Energy Investments Without Ups and Downs

NEW YORK (TheStreet) -- Investors seeking smoother returns from the volatile energy market may want to try the natural gas pipelines held in the Tortoise MLP Fund (NTG), says Jeff Fulmer, senior adviser to the fund.

The $1.4 billion closed-end fund, which has recently been trading at a 1% premium to its net asset value (NAV), has seen its price rise 5% this year. The NAV of the fund has fallen 4.6% over the same period. The Tortoise MLP fund operates with a 24% leverage rate to generate an annual distribution rate of 6.4%. As of the end of April, the fund's largest holdings were Energy Transfer Partners LP ( ETP) and Williams Partners LP ( WPZ).

Energy has seesawed this year, with the S&P 500 Oil and Gas Exploration and Production falling 9% in the past two months. The broader S&P 500 Index has fallen 3.3% in the same span.

Welcome to TheStreet's Fund Manager Five Spot, where America's top mutual fund managers give their best stock picks and views on the market in a five-question format.

Why should somebody invest in the Tortoise MLP Fund?

Fulmer: This particular fund focuses on master limited partnerships and, in particular, those that are focused on the natural gas infrastructure build-out. By investing in this fund, you are getting a tremendous experience with high yield and growth, and therefore a nice total return.

What's the biggest constraint for natural gas prices?

Fulmer: There is an abundance of natural gas. Natural gas is a domestic commodity as opposed to a global commodity. Natural gas does not care what is going on on the northern rim of the Sahara or in the Middle East. Natural gas is homegrown on the North American continent and our infrastructure taps into it and provides access to it.

What is so attractive about the pipeline MLPs?

Fulmer: It's the assets themselves.

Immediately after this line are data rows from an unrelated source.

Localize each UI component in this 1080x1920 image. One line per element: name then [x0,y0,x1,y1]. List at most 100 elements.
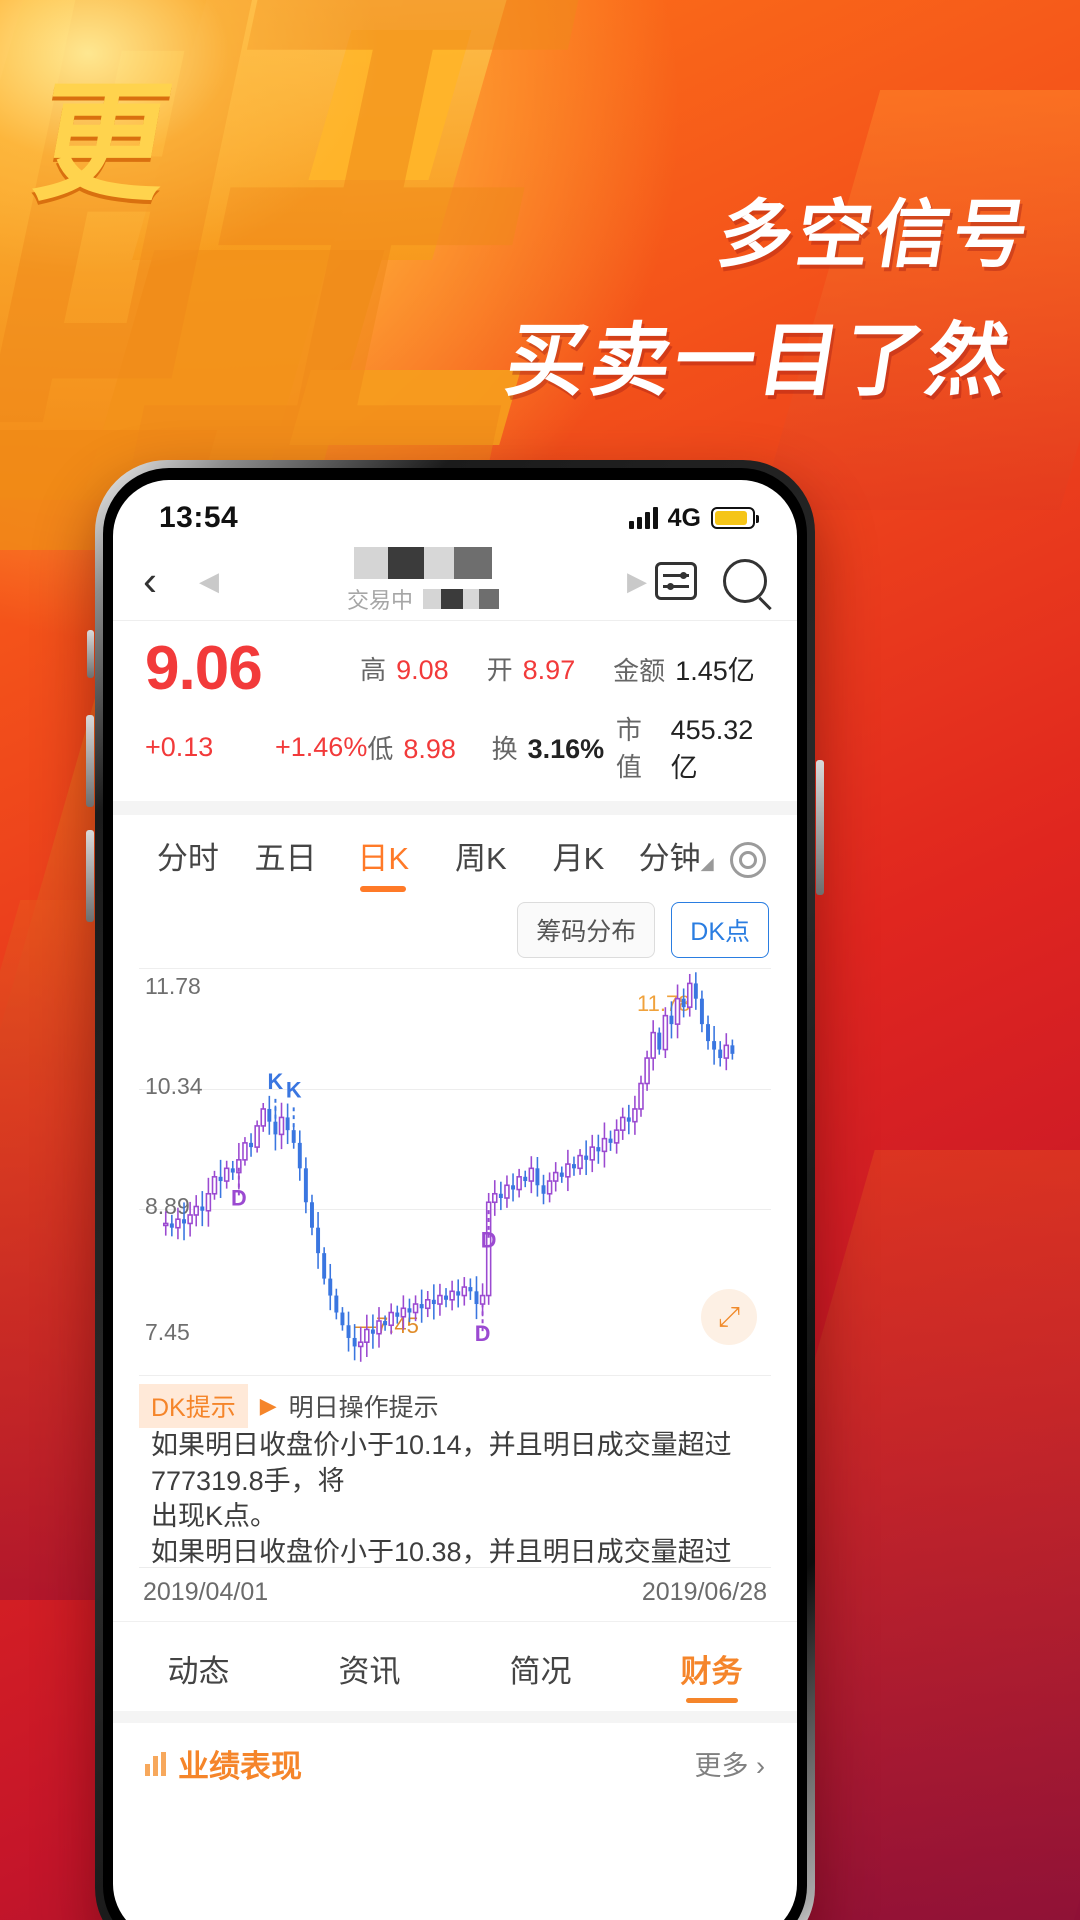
low-value: 8.98 [403,734,456,764]
change-absolute: +0.13 [145,732,214,762]
back-button[interactable]: ‹ [143,560,199,602]
dk-tip-header: DK提示 ▶ 明日操作提示 [139,1384,771,1428]
stock-name-redacted [354,547,492,579]
amount-cell: 金额 1.45亿 [613,649,765,688]
trading-status-label: 交易中 [346,588,413,613]
dk-tip-line: 如果明日收盘价小于10.38，并且明日成交量超过1587027.9手， [151,1536,732,1567]
turnover-cell: 换 3.16% [492,729,616,766]
high-value: 9.08 [396,655,449,685]
chart-end-date: 2019/06/28 [641,1578,767,1606]
status-indicators: 4G [628,503,759,533]
play-arrow-icon: ▶ [259,1393,277,1418]
tab-dayk[interactable]: 日K [334,833,432,892]
section-title: 业绩表现 [178,1749,302,1784]
tab-monthk[interactable]: 月K [530,833,628,892]
chart-settings-button[interactable] [725,842,771,883]
chart-overlay-chips: 筹码分布 DK点 [113,898,797,968]
market-cap-cell: 市值 455.32亿 [616,710,765,785]
open-value: 8.97 [522,655,576,685]
search-icon[interactable] [723,559,767,603]
more-label: 更多 [694,1751,749,1781]
quote-row-1: 9.06 高 9.08 开 8.97 金额 1.45亿 [145,633,765,704]
dk-subtitle: 明日操作提示 [288,1394,439,1422]
tab-label: 五日 [254,841,317,876]
promo-slogan-line1: 多空信号 [712,192,1039,278]
tab-caiwu[interactable]: 财务 [626,1622,797,1711]
phone-volume-up-button [86,715,94,807]
sliders-icon[interactable] [655,562,697,600]
bar-chart-icon [145,1751,166,1776]
change-group: +0.13 +1.46% [145,732,367,763]
status-time: 13:54 [159,501,239,534]
change-percent: +1.46% [275,732,368,762]
signal-bars-icon [628,507,658,529]
turnover-label: 换 [491,734,518,764]
market-cap-value: 455.32亿 [670,715,754,783]
chip-chip-distribution[interactable]: 筹码分布 [517,902,656,958]
tab-dongtai[interactable]: 动态 [113,1622,284,1711]
tab-fenshi[interactable]: 分时 [139,833,237,892]
phone-mockup: 13:54 4G ‹ ◀ 交易中 ▶ 9.06 高 9.08 开 8.97 金额… [86,460,824,1920]
gear-icon [730,842,767,878]
dk-tip-line: 如果明日收盘价小于10.14，并且明日成交量超过777319.8手，将 [151,1430,732,1496]
tab-label: 分时 [156,841,219,876]
svg-text:K: K [286,1077,302,1102]
tab-minute[interactable]: 分钟◢ [627,833,725,892]
chevron-right-icon: › [756,1751,765,1781]
phone-power-button [816,760,824,895]
tab-wuri[interactable]: 五日 [237,833,335,892]
candlestick-chart[interactable]: 11.78 10.34 8.89 7.45 11.78 —7.45 KKDDD … [139,968,771,1376]
dk-tip-line: 出现K点。 [151,1501,278,1532]
tab-zixun[interactable]: 资讯 [284,1622,455,1711]
prev-stock-button[interactable]: ◀ [199,566,219,597]
chart-start-date: 2019/04/01 [143,1578,269,1606]
phone-mute-switch [87,630,94,678]
app-navbar: ‹ ◀ 交易中 ▶ [113,542,797,620]
performance-section-header: 业绩表现 更多 › [113,1711,797,1786]
phone-screen: 13:54 4G ‹ ◀ 交易中 ▶ 9.06 高 9.08 开 8.97 金额… [113,480,797,1920]
open-cell: 开 8.97 [487,650,614,687]
open-label: 开 [486,655,513,685]
low-label: 低 [367,734,394,764]
turnover-value: 3.16% [527,734,605,764]
promo-slogan: 多空信号 买卖一目了然 [499,175,1041,412]
section-more-link[interactable]: 更多 › [694,1744,765,1783]
tab-label: 日K [357,841,410,876]
quote-panel: 9.06 高 9.08 开 8.97 金额 1.45亿 +0.13 +1.46%… [113,620,797,801]
tab-weekk[interactable]: 周K [432,833,530,892]
phone-volume-down-button [86,830,94,922]
svg-text:D: D [475,1321,491,1346]
stock-code-redacted [423,589,499,609]
period-tab-bar: 分时 五日 日K 周K 月K 分钟◢ [113,815,797,898]
high-label: 高 [360,655,387,685]
svg-text:K: K [268,1069,284,1094]
chart-candles: K K D D D [162,972,735,1362]
svg-text:D: D [481,1228,497,1253]
stock-title-block: 交易中 [219,547,627,615]
expand-icon[interactable]: ⤢ [701,1289,757,1345]
next-stock-button[interactable]: ▶ [627,566,647,597]
section-divider [113,801,797,815]
chip-dk-point[interactable]: DK点 [671,902,769,958]
phone-bezel: 13:54 4G ‹ ◀ 交易中 ▶ 9.06 高 9.08 开 8.97 金额… [103,468,807,1920]
dk-tag: DK提示 [139,1384,248,1428]
tab-label: 分钟 [638,841,701,876]
stock-status-row: 交易中 [347,583,499,615]
promo-slogan-line2: 买卖一目了然 [500,314,1019,407]
chart-date-range: 2019/04/01 2019/06/28 [113,1568,797,1621]
amount-value: 1.45亿 [675,656,755,686]
high-cell: 高 9.08 [360,650,487,687]
tab-label: 周K [455,841,507,876]
tab-jiankuang[interactable]: 简况 [455,1622,626,1711]
last-price: 9.06 [145,634,263,703]
tab-label: 月K [552,841,605,876]
low-cell: 低 8.98 [367,729,491,766]
battery-icon [711,507,759,529]
amount-label: 金额 [613,656,666,686]
content-tab-bar: 动态 资讯 简况 财务 [113,1621,797,1711]
dk-tip-panel[interactable]: DK提示 ▶ 明日操作提示 如果明日收盘价小于10.14，并且明日成交量超过77… [139,1376,771,1568]
network-type-label: 4G [667,503,701,532]
navbar-actions [655,559,767,603]
status-bar: 13:54 4G [113,480,797,542]
section-title-block: 业绩表现 [145,1741,302,1786]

Those are long-term assets with very long economic lives. They are tied to long-term contracts of, generally, five to 20 years. And so you have got this transparency and perspective over what the cash flows associated with those pipelines are going to be. And those pipeline cash flows through an MLP structure find their way right into an investor's portfolio.

There is a big debate over the safety of a drilling process called "fracking." How will this affect the industry and, in turn, your fund?

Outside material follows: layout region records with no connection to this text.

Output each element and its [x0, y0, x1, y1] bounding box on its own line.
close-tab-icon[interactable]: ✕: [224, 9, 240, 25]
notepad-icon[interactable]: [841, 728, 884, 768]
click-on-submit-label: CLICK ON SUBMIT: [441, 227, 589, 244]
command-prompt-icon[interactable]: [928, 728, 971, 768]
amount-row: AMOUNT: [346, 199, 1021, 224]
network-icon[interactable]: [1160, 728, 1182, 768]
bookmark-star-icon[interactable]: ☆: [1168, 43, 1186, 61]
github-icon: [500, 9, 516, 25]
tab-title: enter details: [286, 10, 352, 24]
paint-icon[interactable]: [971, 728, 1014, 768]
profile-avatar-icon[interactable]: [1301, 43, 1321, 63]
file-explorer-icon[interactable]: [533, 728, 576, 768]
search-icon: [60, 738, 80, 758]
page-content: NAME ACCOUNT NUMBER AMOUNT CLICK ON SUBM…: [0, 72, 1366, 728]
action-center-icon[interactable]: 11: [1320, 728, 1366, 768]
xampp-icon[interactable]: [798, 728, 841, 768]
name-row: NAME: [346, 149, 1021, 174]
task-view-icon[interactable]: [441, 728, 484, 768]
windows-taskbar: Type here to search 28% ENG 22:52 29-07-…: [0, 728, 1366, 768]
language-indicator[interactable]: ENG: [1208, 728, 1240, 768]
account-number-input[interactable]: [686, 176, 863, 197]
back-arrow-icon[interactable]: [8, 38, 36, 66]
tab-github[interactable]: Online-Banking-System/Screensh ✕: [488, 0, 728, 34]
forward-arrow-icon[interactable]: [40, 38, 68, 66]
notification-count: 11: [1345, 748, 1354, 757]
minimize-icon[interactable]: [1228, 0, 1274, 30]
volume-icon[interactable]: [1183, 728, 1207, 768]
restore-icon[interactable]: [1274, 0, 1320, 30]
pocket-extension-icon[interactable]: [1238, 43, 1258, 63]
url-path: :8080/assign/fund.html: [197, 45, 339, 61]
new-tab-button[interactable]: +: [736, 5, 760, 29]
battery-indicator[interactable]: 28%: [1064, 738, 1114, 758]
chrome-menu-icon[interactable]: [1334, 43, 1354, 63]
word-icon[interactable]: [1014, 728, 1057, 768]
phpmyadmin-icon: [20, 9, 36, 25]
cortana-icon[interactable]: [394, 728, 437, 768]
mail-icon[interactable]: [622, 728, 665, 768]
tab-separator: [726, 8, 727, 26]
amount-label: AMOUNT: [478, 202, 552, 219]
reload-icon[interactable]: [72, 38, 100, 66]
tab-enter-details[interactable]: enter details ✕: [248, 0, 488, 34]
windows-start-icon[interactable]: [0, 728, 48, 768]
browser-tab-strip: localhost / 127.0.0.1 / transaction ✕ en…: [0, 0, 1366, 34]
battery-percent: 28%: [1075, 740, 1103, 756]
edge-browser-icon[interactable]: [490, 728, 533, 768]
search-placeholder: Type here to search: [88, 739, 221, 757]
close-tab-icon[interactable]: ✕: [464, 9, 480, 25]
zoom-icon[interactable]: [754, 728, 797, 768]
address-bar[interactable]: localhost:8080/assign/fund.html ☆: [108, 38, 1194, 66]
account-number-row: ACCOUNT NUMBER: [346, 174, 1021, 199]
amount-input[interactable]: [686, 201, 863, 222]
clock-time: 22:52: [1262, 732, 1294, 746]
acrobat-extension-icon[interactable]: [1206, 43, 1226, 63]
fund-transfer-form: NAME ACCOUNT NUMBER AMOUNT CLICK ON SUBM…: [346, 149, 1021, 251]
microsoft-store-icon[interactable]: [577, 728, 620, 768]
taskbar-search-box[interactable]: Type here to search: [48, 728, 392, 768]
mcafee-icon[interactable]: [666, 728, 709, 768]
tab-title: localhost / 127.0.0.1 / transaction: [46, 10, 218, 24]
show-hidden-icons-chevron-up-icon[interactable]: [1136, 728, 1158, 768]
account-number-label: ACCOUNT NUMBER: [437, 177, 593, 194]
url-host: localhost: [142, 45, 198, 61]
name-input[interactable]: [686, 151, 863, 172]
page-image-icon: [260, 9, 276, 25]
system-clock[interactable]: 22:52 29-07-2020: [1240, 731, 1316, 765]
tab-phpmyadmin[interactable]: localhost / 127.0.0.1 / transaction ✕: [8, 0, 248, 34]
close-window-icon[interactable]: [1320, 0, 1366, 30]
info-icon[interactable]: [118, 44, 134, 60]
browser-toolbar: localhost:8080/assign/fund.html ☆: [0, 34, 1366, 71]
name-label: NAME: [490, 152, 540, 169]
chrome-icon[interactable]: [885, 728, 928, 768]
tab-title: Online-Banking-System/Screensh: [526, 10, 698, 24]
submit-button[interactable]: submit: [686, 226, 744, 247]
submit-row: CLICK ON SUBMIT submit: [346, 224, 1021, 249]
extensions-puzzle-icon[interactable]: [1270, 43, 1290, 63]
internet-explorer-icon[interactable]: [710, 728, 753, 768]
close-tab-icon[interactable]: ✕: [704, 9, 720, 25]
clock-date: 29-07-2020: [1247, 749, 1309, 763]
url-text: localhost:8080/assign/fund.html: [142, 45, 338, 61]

Fulmer: Fortunately, we don't invest in the companies that drill for and produce oil and gas. That's a phenomenon that is affecting those companies. Our portfolio companies are only in the business of moving oil and gas around the continent. So whether that oil comes from Saudi Arabia or Nigeria, or whether it comes from North Dakota, these are the companies that are benefitting from those tariffs.

How would a big drop in oil prices affect your fund?

Fulmer: Since the pipelines are only in the business of transporting the commodities, they don't take title to them. So whether oil is selling for $120 or $20 a barrel, it does not matter to us. One of the analogies we like to use is this: Picture going through an energy tollbooth, much like a tollbooth on a highway. Whether you are driving a Bentley or a Buick, it does not matter because you are going to be paying the same tariff. And that's where the cash flows from these master limited partnerships are being derived from.

-- Reported by Gregg Greenberg in New York.